Abstract. Mühlhauser I, Sawicki PT, Blank M, Overmann H, Bender R, Berger M (University of Düsseldorf, Düsseldorf; University of Hamburg, Hamburg; and University of Bielefeld, Bielefeld, Germany). Prognosis of persons with type 1 diabetes on intensified insulin therapy in relation to nephropathy. J Intern Med 2000; 248: 333–341.
Objective. To study the prognosis of persons with type 1 diabetes in relation to the degree of nephropathy at initiation of intensified insulin therapy.
Design. Ten years follow-up of a cohort of 3674 patients who had participated in a 5-day group treatment and teaching programme for intensification of insulin therapy between September 1978 and December 1994.
Setting. Ten diabetes centres in Germany.
Subjects. A total of 3674 patients (insulin treatment before age 31), age at baseline 27 ± 10 years, with a diabetes duration of 11 ± 9 years. Patients were divided into three groups according to baseline renal parameters (group I, normal proteinuria, n = 1829; group II, microproteinuria, n = 1257; group III, at least macroproteinuria, n = 367).

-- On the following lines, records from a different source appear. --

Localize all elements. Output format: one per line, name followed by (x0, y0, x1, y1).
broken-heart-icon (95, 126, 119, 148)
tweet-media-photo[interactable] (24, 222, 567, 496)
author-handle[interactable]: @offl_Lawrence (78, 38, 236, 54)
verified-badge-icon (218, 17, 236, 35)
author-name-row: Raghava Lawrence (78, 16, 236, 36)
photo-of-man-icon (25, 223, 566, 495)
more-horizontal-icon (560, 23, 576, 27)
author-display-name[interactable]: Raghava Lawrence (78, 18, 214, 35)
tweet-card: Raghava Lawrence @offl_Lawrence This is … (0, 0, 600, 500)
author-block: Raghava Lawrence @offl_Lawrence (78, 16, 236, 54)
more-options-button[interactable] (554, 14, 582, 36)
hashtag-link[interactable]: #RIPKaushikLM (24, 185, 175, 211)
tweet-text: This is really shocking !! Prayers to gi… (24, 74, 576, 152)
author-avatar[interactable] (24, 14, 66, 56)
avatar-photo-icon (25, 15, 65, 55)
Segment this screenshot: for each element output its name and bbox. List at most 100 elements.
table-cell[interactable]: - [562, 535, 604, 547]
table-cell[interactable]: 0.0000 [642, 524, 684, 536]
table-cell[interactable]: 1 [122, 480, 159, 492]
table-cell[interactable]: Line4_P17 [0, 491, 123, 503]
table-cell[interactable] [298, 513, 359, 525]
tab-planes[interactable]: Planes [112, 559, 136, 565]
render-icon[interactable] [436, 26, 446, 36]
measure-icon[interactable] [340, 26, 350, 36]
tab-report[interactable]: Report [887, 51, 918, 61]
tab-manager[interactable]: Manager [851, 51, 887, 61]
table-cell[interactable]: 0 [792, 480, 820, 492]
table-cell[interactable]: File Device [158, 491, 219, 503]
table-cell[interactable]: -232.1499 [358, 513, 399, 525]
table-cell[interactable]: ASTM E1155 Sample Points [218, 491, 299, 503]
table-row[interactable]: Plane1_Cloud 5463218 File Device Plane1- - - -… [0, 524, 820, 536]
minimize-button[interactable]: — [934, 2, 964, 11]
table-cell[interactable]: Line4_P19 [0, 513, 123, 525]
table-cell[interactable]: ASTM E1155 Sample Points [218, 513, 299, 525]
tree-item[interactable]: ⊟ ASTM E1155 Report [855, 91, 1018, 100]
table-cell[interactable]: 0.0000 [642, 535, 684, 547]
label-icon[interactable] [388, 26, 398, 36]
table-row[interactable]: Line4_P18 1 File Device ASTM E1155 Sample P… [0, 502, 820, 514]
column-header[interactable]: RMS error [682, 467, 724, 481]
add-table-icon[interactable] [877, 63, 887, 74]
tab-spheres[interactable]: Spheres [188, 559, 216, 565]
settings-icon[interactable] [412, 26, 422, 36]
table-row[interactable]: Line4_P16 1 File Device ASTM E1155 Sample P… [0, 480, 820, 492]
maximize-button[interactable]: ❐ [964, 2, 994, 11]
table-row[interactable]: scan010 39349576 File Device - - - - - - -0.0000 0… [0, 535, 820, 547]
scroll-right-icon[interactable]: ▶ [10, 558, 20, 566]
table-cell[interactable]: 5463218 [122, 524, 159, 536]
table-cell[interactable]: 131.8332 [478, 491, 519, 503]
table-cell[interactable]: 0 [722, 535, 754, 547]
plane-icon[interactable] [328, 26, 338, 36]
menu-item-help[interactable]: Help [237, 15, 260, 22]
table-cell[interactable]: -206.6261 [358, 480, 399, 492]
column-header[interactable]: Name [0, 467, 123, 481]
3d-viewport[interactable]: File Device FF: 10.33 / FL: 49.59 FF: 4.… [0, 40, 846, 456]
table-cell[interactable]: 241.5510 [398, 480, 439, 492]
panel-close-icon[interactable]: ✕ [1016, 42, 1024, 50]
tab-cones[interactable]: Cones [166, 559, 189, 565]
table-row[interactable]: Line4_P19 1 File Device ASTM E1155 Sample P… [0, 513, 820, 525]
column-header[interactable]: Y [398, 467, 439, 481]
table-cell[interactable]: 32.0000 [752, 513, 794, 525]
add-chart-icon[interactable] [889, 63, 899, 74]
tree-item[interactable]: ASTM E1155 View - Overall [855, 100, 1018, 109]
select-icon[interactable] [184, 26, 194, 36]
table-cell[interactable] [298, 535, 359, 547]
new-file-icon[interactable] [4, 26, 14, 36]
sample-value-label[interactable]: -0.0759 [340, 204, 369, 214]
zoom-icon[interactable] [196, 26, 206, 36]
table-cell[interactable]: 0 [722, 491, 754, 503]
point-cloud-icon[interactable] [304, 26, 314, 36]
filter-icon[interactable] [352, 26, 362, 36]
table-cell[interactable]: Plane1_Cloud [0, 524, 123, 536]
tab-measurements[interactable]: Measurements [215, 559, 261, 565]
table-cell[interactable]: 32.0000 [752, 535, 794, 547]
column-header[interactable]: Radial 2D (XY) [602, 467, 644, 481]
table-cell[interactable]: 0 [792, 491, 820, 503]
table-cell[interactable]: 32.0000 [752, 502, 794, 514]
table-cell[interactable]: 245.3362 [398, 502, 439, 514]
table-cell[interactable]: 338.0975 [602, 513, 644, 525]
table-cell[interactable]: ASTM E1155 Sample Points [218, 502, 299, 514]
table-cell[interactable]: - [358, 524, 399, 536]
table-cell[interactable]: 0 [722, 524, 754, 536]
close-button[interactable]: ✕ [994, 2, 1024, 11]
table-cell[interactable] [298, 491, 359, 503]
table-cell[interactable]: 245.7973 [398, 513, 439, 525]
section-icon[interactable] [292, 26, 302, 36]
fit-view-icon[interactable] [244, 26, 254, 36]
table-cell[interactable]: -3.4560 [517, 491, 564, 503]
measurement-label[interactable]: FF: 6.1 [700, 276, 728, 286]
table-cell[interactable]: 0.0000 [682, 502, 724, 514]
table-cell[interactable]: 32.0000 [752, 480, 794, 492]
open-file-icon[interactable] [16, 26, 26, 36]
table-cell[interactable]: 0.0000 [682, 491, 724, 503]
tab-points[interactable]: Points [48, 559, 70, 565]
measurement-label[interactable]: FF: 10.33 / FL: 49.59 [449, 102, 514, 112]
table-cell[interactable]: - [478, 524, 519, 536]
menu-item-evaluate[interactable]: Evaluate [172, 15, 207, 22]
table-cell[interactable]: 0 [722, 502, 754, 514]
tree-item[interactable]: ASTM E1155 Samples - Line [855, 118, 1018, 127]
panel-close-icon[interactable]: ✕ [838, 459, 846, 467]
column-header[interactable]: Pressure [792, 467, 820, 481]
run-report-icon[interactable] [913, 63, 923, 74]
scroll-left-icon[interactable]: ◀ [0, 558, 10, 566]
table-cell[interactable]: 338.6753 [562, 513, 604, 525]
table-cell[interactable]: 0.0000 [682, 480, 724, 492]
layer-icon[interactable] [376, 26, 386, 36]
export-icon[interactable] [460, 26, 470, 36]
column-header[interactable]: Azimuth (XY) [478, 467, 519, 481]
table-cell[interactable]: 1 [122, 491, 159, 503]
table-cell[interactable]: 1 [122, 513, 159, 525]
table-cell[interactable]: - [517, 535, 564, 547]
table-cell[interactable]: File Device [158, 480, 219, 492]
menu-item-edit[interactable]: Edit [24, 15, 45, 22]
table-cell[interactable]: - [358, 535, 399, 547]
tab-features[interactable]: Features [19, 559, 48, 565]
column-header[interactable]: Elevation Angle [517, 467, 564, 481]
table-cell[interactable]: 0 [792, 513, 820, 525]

Main outcome measures. End-stage diabetic complications (blindness, amputations, renal replacement therapy), standardized mortality ratios (SMR) and causes of death.
Results. Outcome measures were documented for 97% of patients; 251 (7%) had died. During follow-up, 1% of patients in group I, 4% in group II, and 47% in group III had at least one end-stage diabetic complication. SMR for men: nephropathy group I, 2.2 (95% CI = 1.5–3); group II, 3.2 (2.3–4.3); group III, 11.5 (8.8–14.7). SMR for women: group I, 2.5 (1.5–3.8); group II, 3.5 (2.2–5.3), group III, 27 (19.8–35.9). Causes of death for men and women combined: group I (total 58 deaths) – cardiovascular, 21 (36%); hypoglycaemia, 1; ketoacidosis, 3; violent deaths, 17 (29%); others, 16; group II (66 deaths) – cardiovascular, 25 (38%); hypoglycaemia, 2; ketoacidosis, 2; violent deaths, 14 (21%); others, 23; group III (114 deaths) – cardiovascular, 68 (60%); hypoglycaemia, 2; ketoacidosis, 5; infections, 15 (13%); violent deaths, 5 (4%); others, 19.
Conclusions. Patients with microproteinuria have only a slightly worse prognosis than patients with normal proteinuria during the first 10 years after initiation of intensified insulin therapy. Excess mortality amongst patients who started intensified insulin therapy is mainly due to those with manifest clinical nephropathy.